All notices and other communications hereunder shall be in writing and shall be deemed to have been duly given if mailed or transmitted by any standard form of telecommunication. Notices to the Underwriters shall be directed to the Representatives, c/o BofA Securities, Inc., 1540 Broadway, NY8-540-26-01, New York, NY 10036, attention of “High Grade Transaction Management/Legal,” Facsimile: (646) 855-5958, dg.hg_ua_notices@bofa.com, with a copy to Ryan P. Brizek, Simpson Thacher & Bartlett LLP, 900 G Street, NW, Washington, D.C. 20001; and notices to the Fund or the Adviser shall be directed, as appropriate, to the office of the Adviser, One Corporate Center, Rye, New York 10580-1422, attention of Peter Goldstein, with a copy to Thomas A. DeCapo, Skadden, Arps, Slate, Meagher & Flom LLP, 500 Boylston Street, Boston, Massachusetts 02116.

 

27


Section 12. No Advisory or Fiduciary Relationship.
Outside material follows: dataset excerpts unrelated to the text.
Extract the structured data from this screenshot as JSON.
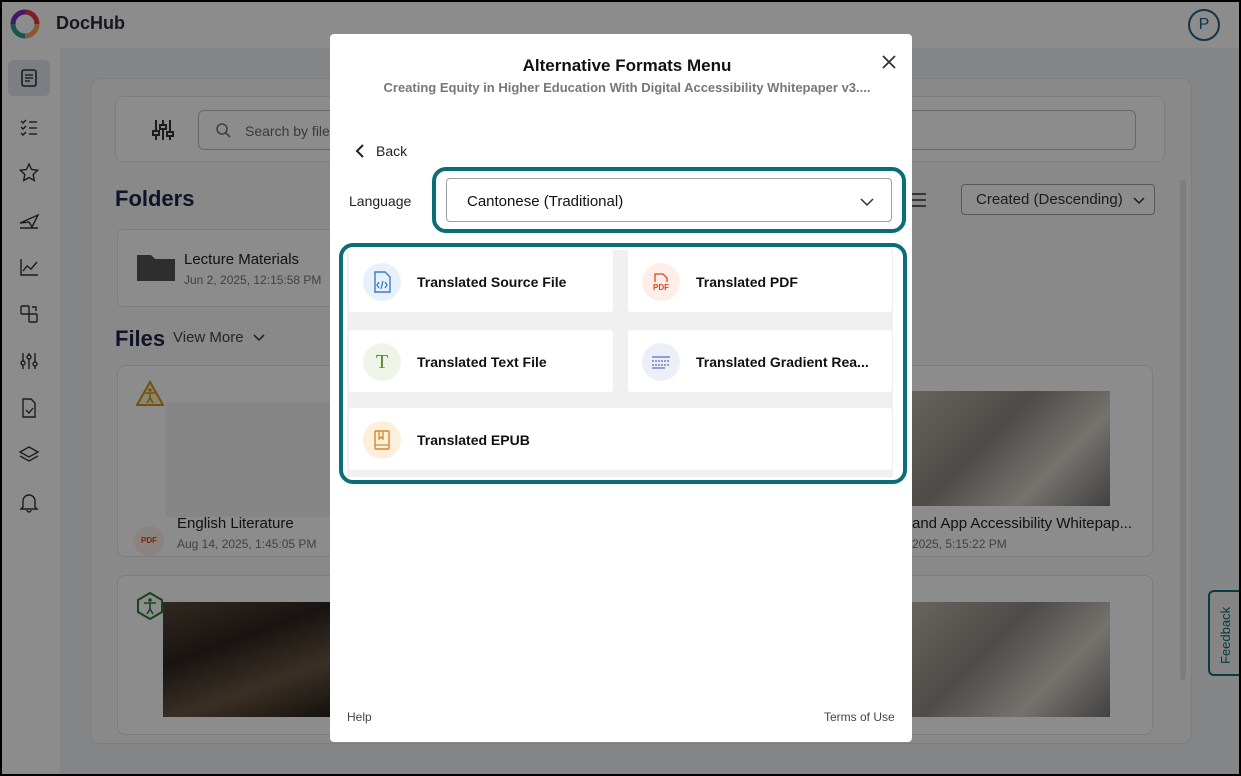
{
  "app": {
    "brand": "DocHub",
    "user_initial": "P"
  },
  "search": {
    "placeholder": "Search by file"
  },
  "sections": {
    "folders_title": "Folders",
    "files_title": "Files",
    "view_more": "View More"
  },
  "sort": {
    "selected": "Created (Descending)"
  },
  "folders": [
    {
      "name": "Lecture Materials",
      "date": "Jun 2, 2025, 12:15:58 PM"
    }
  ],
  "files": [
    {
      "name": "English Literature",
      "date": "Aug 14, 2025, 1:45:05 PM",
      "type_badge": "PDF"
    },
    {
      "name": "and App Accessibility Whitepap...",
      "date": "2025, 5:15:22 PM"
    }
  ],
  "feedback": {
    "label": "Feedback"
  },
  "modal": {
    "title": "Alternative Formats Menu",
    "subtitle": "Creating Equity in Higher Education With Digital Accessibility Whitepaper v3....",
    "back_label": "Back",
    "language_label": "Language",
    "language_value": "Cantonese (Traditional)",
    "options": [
      {
        "label": "Translated Source File",
        "icon": "code-file-icon"
      },
      {
        "label": "Translated PDF",
        "icon": "pdf-icon",
        "icon_text": "PDF"
      },
      {
        "label": "Translated Text File",
        "icon": "text-t-icon",
        "icon_text": "T"
      },
      {
        "label": "Translated Gradient Rea...",
        "icon": "gradient-lines-icon"
      },
      {
        "label": "Translated EPUB",
        "icon": "book-icon"
      }
    ],
    "help_label": "Help",
    "terms_label": "Terms of Use"
  },
  "colors": {
    "highlight": "#0d6d76",
    "brand_text": "#2b2b3a",
    "heading": "#20234a",
    "pdf_red": "#d9481f"
  }
}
The Fund and the Adviser each acknowledge and agree that (a) the purchase and sale of the Shares pursuant to this Agreement, including the determination of the public offering price of the Shares and any related discounts and commissions, is an arm’s-length commercial transaction between the Fund, on the one hand, and the several Underwriters, on the other hand, (b) in connection with the offering contemplated hereby and the process leading to such transaction each Underwriter is and has been acting solely as a principal and is not the agent or fiduciary of the Fund or the Adviser, or any of their respective shareholders, creditors or employees or any other party, (c) no Underwriter has assumed or will assume an advisory or fiduciary responsibility in favor of the Fund or the Adviser with respect to the offering contemplated hereby or the process leading thereto (irrespective of whether such Underwriter has advised or is currently advising the Fund or the Adviser on other matters) and no Underwriter has any obligation to the Fund or the Adviser with respect to the offering contemplated hereby except the obligations expressly set forth in this Agreement, (d) the Underwriters and their respective affiliates may be engaged in a broad range of transactions that involve interests that differ from those of the Fund or the Adviser, and (e) the Underwriters have not provided legal, accounting, regulatory or tax advice with respect to the offering contemplated hereby and the Fund and the Adviser each has consulted its own respective legal, accounting, regulatory and tax advisors to the extent it deemed appropriate.

Section 13. Parties.

This Agreement shall each inure to the benefit of and be binding upon the Underwriters, the Fund, the Adviser and their respective partners and successors. Nothing expressed or mentioned in this Agreement is intended or shall be construed to give any person, firm or corporation, other than the Underwriters, the Fund, the Adviser and their respective successors and the controlling persons and officers and directors or trustees referred to in Sections 6 and 7 and their heirs and legal representatives, any legal or equitable right, remedy or claim under or in respect of this Agreement or any provision herein contained. This Agreement and all conditions and provisions hereof are intended to be for the sole and exclusive benefit of the Underwriters, the Fund, the Adviser and their respective partners and successors, and said controlling persons and officers, directors or trustees, and their heirs and legal representatives, and for the benefit of no other person, firm or corporation. No purchaser of Shares from any Underwriter shall be deemed to be a successor by reason merely of such purchase.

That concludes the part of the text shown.